Un nouveau livre de l'historien Joël Cornette sur l'identité bretonne comme elle a été perçue via l'histoire, les historiens, les écrivains, voire les auteurs de BD. Si les Phéniciens, les Romains, les Francs, les Français ont décrit les Armoricains, puis les Bretons selon leurs termes à eux, les Bretons ont fini par se réapproprier leur identité. Ce livre est l'histoire de cette réappropriation.

L'identité et l'Histoire, comme on le voit en Ukraine aujourd'hui, sont des armes défensives. Nous ne somme pas comme vous, désolé, nous avons des langues, une culture propre, donc des droits à la différence. Comme le fait remarquer Joël Cornette à propos de l'histoire de Bretagne : «Le fait que cette histoire ne soit aujourd’hui, en 2023, nullement enseignée - ni en primaire, ni en secondaire - n’est-ce pas un révélateur de son caractère précisément identitaire et considéré, par certains, comme 'subversif' ? »

Joël Cornette est spécialisite de l'Ancien Régime, notamment du XVIIe siècle. Ce n'est que récemment qu'il s'est intéressé à l'histoire de sa Bretagne natale avec une série d'histoires de Bretagne dont son Histoire de Bretagne pour les nuls (2022) de plus de 700 pages qui suivait son Histoire de Bretagne et des Bretons (2006). Son Anne de Bretagne (2021, prix Provins-Moyen-Age 2022) est aussi magistrale et remet certaines choses en place. Il a aussi sorti en 2022 un livre critique de Louis XIV Le Roi absolu. Une obsession française.

[ABP] L'identité serait définie par les autres, un sociologue américain a écrit qu'un humain qui aurait vécu seul sur une île toute sa vie n'aurait pas d'identité, qu'en pensez-vous ?

[Joël Cornette] : L’être humain est avant tout un « animal social », comme le définit Aristote dans son ouvrage Les Politiques.
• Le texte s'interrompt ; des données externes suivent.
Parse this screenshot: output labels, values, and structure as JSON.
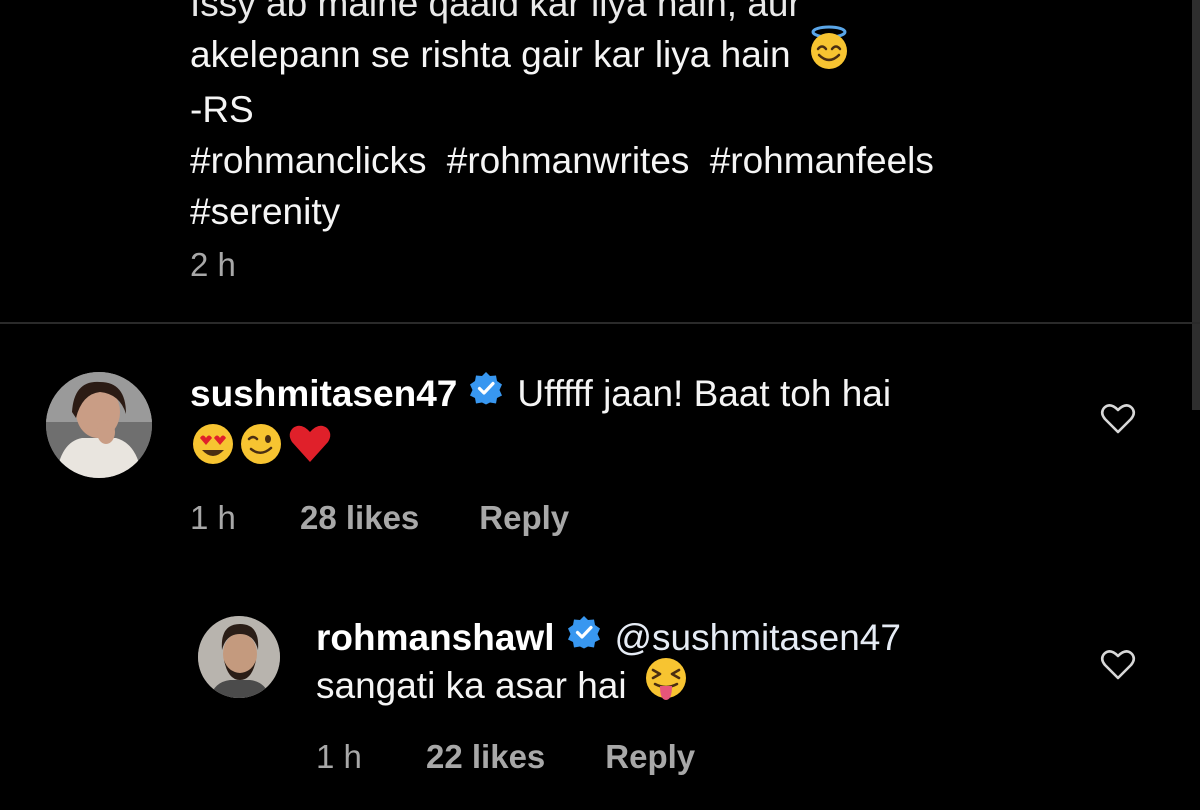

Social, et j'ajouterai sociable : il me semble en effet qu’une identité ne peut se définir que dans le cadre d’un rapport à l’autre, d’un rapport aux autres. Le collectif est donc ici essentiel : c’est bien une communauté qui permet à chacun d’éprouver le sentiment de son identité, une identité partagée, par une langue commune - le breton ! -, dans un même territoire - celui de la Bretagne est resté inchangé plus de mille ans -, par une manière d’être et de vivre ensemble, dans la façon aussi de s’opposer à ce qui peut être considéré comme une injustice ou une intrusion « extérieure » : la révolte des Bonnets rouges en 1675, comme celle de 2013, ont pour point commun un fort sentiment « identitaire » face à ce qui est perçu comme une injustice et une agression, fiscale en l’occurrence (le papier timbré en 1675, l’écotaxe en 2013).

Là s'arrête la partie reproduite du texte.